Zazi shrugs. “She was running out the clock as a scumball’s accessory.”

“Stop.”

“I know,” she says, “it’s a cliché, the damaged Hollywood thing. The precociously bitter teenager thing.”

“When did you get the ring?”

She touches her nose. “Couple months ago. I’m working up to the tattooed head,” she nods at him, “maybe now that I won’t have to fight with Mom about it — that would have been the deal breaker, though I’m not sure what my end of the deal was supposed to be or what deal was getting broken … maybe,” she pulls back her dyed black hair with her hands, “well, all along I’ve been thinking Lora Logic,” Vikar doesn’t know who that is or what movie she’s in, “but I guess it’s one of those things you should be sure about if you’re going to tattoo it to your head, though if it’s a mistake I suppose you can just grow your hair back, anyway I haven’t seen you around, how’s your movie coming, don’t you start shooting next week or something—?” and suddenly the outburst drops off into space like the house drops off into the city.

“Are you all right?” Vikar says, and Zazi throws herself into his chest crying.

145.

She composes herself and says, “Can I stay at your place, Vikar?
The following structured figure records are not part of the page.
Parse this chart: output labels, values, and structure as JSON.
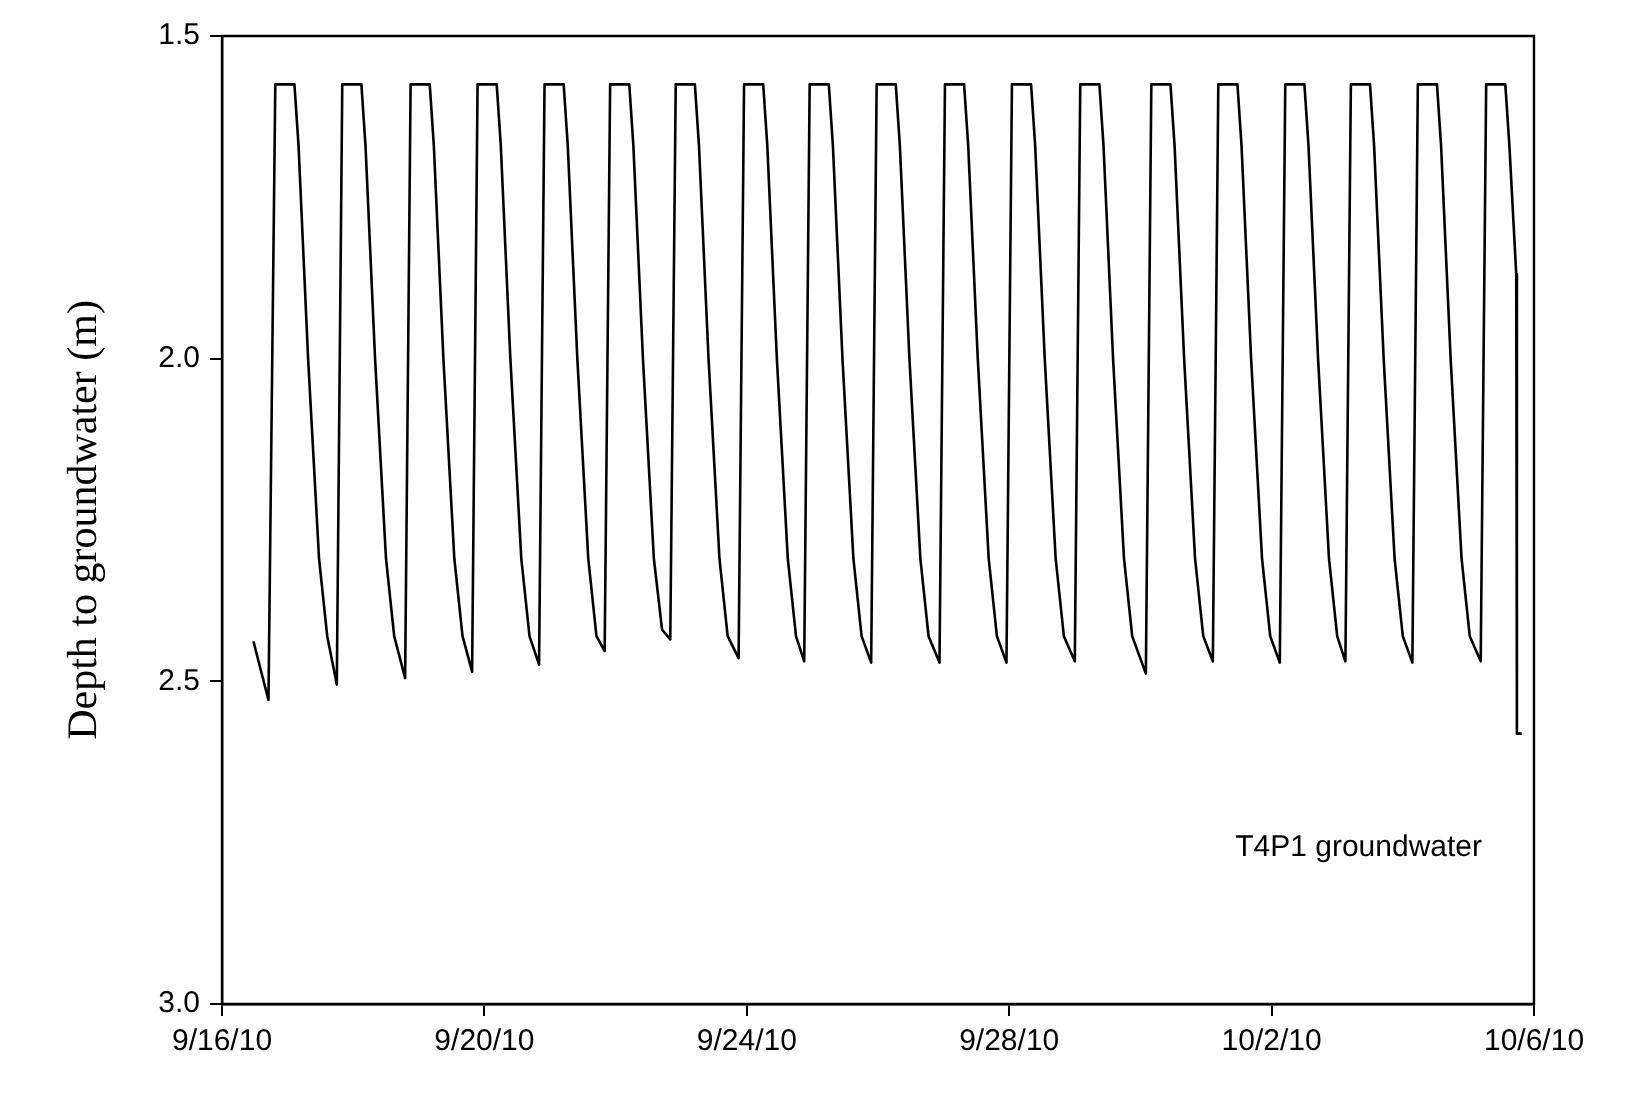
{
  "chart_data": {
    "type": "line",
    "ylabel": "Depth to groundwater (m)",
    "annotations": [
      "T4P1 groundwater"
    ],
    "x": [
      "--09-16T11:30",
      "--09-16T17:00",
      "--09-16T19:30",
      "--09-17T02:30",
      "--09-17T04:00",
      "--09-17T07:30",
      "--09-17T11:30",
      "--09-17T14:30",
      "--09-17T18:00",
      "--09-17T20:00",
      "--09-18T03:00",
      "--09-18T04:30",
      "--09-18T08:00",
      "--09-18T12:00",
      "--09-18T15:00",
      "--09-18T19:00",
      "--09-18T21:00",
      "--09-19T04:00",
      "--09-19T05:30",
      "--09-19T09:00",
      "--09-19T13:00",
      "--09-19T16:00",
      "--09-19T19:30",
      "--09-19T21:30",
      "--09-20T04:30",
      "--09-20T06:00",
      "--09-20T09:30",
      "--09-20T13:30",
      "--09-20T16:30",
      "--09-20T20:00",
      "--09-20T22:00",
      "--09-21T05:00",
      "--09-21T06:30",
      "--09-21T10:00",
      "--09-21T14:00",
      "--09-21T17:00",
      "--09-21T20:00",
      "--09-21T22:00",
      "--09-22T05:00",
      "--09-22T06:30",
      "--09-22T10:00",
      "--09-22T14:00",
      "--09-22T17:00",
      "--09-22T20:00",
      "--09-22T22:00",
      "--09-23T05:00",
      "--09-23T06:30",
      "--09-23T10:00",
      "--09-23T14:00",
      "--09-23T17:00",
      "--09-23T21:00",
      "--09-23T23:00",
      "--09-24T06:00",
      "--09-24T07:30",
      "--09-24T11:00",
      "--09-24T15:00",
      "--09-24T18:00",
      "--09-24T21:00",
      "--09-24T23:00",
      "--09-25T06:00",
      "--09-25T07:30",
      "--09-25T11:00",
      "--09-25T15:00",
      "--09-25T18:00",
      "--09-25T21:30",
      "--09-25T23:30",
      "--09-26T06:30",
      "--09-26T08:00",
      "--09-26T11:30",
      "--09-26T15:30",
      "--09-26T18:30",
      "--09-26T22:30",
      "--09-27T00:30",
      "--09-27T07:30",
      "--09-27T09:00",
      "--09-27T12:30",
      "--09-27T16:30",
      "--09-27T19:30",
      "--09-27T23:00",
      "--09-28T01:00",
      "--09-28T08:00",
      "--09-28T09:30",
      "--09-28T13:00",
      "--09-28T17:00",
      "--09-28T20:00",
      "--09-29T00:00",
      "--09-29T02:00",
      "--09-29T09:00",
      "--09-29T10:30",
      "--09-29T14:00",
      "--09-29T18:00",
      "--09-29T21:00",
      "--09-30T02:00",
      "--09-30T04:00",
      "--09-30T11:00",
      "--09-30T12:30",
      "--09-30T16:00",
      "--09-30T20:00",
      "--09-30T23:00",
      "--10-01T02:30",
      "--10-01T04:30",
      "--10-01T11:30",
      "--10-01T13:00",
      "--10-01T16:30",
      "--10-01T20:30",
      "--10-01T23:30",
      "--10-02T03:00",
      "--10-02T05:00",
      "--10-02T12:00",
      "--10-02T13:30",
      "--10-02T17:00",
      "--10-02T21:00",
      "--10-03T00:00",
      "--10-03T03:00",
      "--10-03T05:00",
      "--10-03T12:00",
      "--10-03T13:30",
      "--10-03T17:00",
      "--10-03T21:00",
      "--10-04T00:00",
      "--10-04T03:30",
      "--10-04T05:30",
      "--10-04T12:30",
      "--10-04T14:00",
      "--10-04T17:30",
      "--10-04T21:30",
      "--10-05T00:30",
      "--10-05T04:30",
      "--10-05T06:30",
      "--10-05T13:30",
      "--10-05T15:00",
      "--10-05T17:30",
      "--10-05T17:45",
      "--10-05T19:30"
    ],
    "series": [
      {
        "color": "#000000",
        "values": [
          2.438,
          2.529,
          1.575,
          1.575,
          1.67,
          2.0,
          2.31,
          2.43,
          2.505,
          1.575,
          1.575,
          1.67,
          2.0,
          2.31,
          2.43,
          2.495,
          1.575,
          1.575,
          1.67,
          2.0,
          2.31,
          2.43,
          2.485,
          1.575,
          1.575,
          1.67,
          2.0,
          2.31,
          2.43,
          2.474,
          1.575,
          1.575,
          1.67,
          2.0,
          2.31,
          2.43,
          2.453,
          1.575,
          1.575,
          1.67,
          2.0,
          2.31,
          2.42,
          2.435,
          1.575,
          1.575,
          1.67,
          2.0,
          2.31,
          2.43,
          2.464,
          1.575,
          1.575,
          1.67,
          2.0,
          2.31,
          2.43,
          2.469,
          1.575,
          1.575,
          1.67,
          2.0,
          2.31,
          2.43,
          2.471,
          1.575,
          1.575,
          1.67,
          2.0,
          2.31,
          2.43,
          2.471,
          1.575,
          1.575,
          1.67,
          2.0,
          2.31,
          2.43,
          2.471,
          1.575,
          1.575,
          1.67,
          2.0,
          2.31,
          2.43,
          2.469,
          1.575,
          1.575,
          1.67,
          2.0,
          2.31,
          2.43,
          2.488,
          1.575,
          1.575,
          1.67,
          2.0,
          2.31,
          2.43,
          2.469,
          1.575,
          1.575,
          1.67,
          2.0,
          2.31,
          2.43,
          2.471,
          1.575,
          1.575,
          1.67,
          2.0,
          2.31,
          2.43,
          2.469,
          1.575,
          1.575,
          1.67,
          2.0,
          2.31,
          2.43,
          2.471,
          1.575,
          1.575,
          1.67,
          2.0,
          2.31,
          2.43,
          2.469,
          1.575,
          1.575,
          1.67,
          1.869,
          2.581,
          2.581
        ]
      }
    ],
    "xlim": [
      "--09-16",
      "--10-06"
    ],
    "xticks": [
      {
        "value": "--09-16",
        "label": "9/16/10"
      },
      {
        "value": "--09-20",
        "label": "9/20/10"
      },
      {
        "value": "--09-24",
        "label": "9/24/10"
      },
      {
        "value": "--09-28",
        "label": "9/28/10"
      },
      {
        "value": "--10-02",
        "label": "10/2/10"
      },
      {
        "value": "--10-06",
        "label": "10/6/10"
      }
    ],
    "ylim": [
      3.0,
      1.5
    ],
    "yticks": [
      {
        "value": 1.5,
        "label": "1.5"
      },
      {
        "value": 2,
        "label": "2.0"
      },
      {
        "value": 2.5,
        "label": "2.5"
      },
      {
        "value": 3,
        "label": "3.0"
      }
    ],
    "legend": false,
    "marker": "none",
    "line_style": "solid"
  }
}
I’ll sleep on the couch or the floor. But please don’t leave me here.”

“There’s an extra room,” he says, “you don’t have to sleep on the floor.”

“Can we leave now? None of this,” says Zazi, waving at the people in the house behind her, “is really about Mom anyway.”

“All right.”

Vikar and Zazi walk through the house and reach the front door before Rondell, at the other end of the room, says, “Isadora?”

It’s been so long since Vikar heard her called this that at first he isn’t sure who Rondell means.

“Isadora?” Rondell crosses the room and the talking around them fades. “What are you doing?”

“She’s coming with me,” says Vikar.

“Vikar?” says Rondell, inches from the other man. “I’m speaking to Zazi. Isadora, where do you think you’re going?”

“That’s not my name,” Zazi says.

“She’s coming with me,” Vikar says.

“Vikar, don’t say that again. Zazi?” and Rondell grabs the girl by the arm.

144.

Later there will be some discussion between De Palma and Schrader as to the cinematic nature of the moment, and as to the exact sound, perhaps for the purpose of how to replicate it in a sound edit; there’s agreement about the crunching. No one disputes the sound of crunching. With the same hand that once smashed a car window with an eleven-year-old behind it, Vikar shatters one profile of Rondell or another — lately he’s become confused about the profiles — and in any case, what’s also indisputable is the bloody streak across the white carpet. No one argues about the cinematic nature of that, either. Rondell sprawls across the floor in the center of the room with blood running from his nose, everyone watching passively except Molly, who looks at Vikar ashen, as if two years of some determined and focused effort have just disappeared in an instant. Vikar walks over to deliver a swift kick to Rondell’s other profile. “Whoa there, Shane,” someone pulls Vikar back, and Vikar turns to land another blow but sees it’s Viking Man. He turns back to Rondell on the floor. “She’s coming with me,” he says.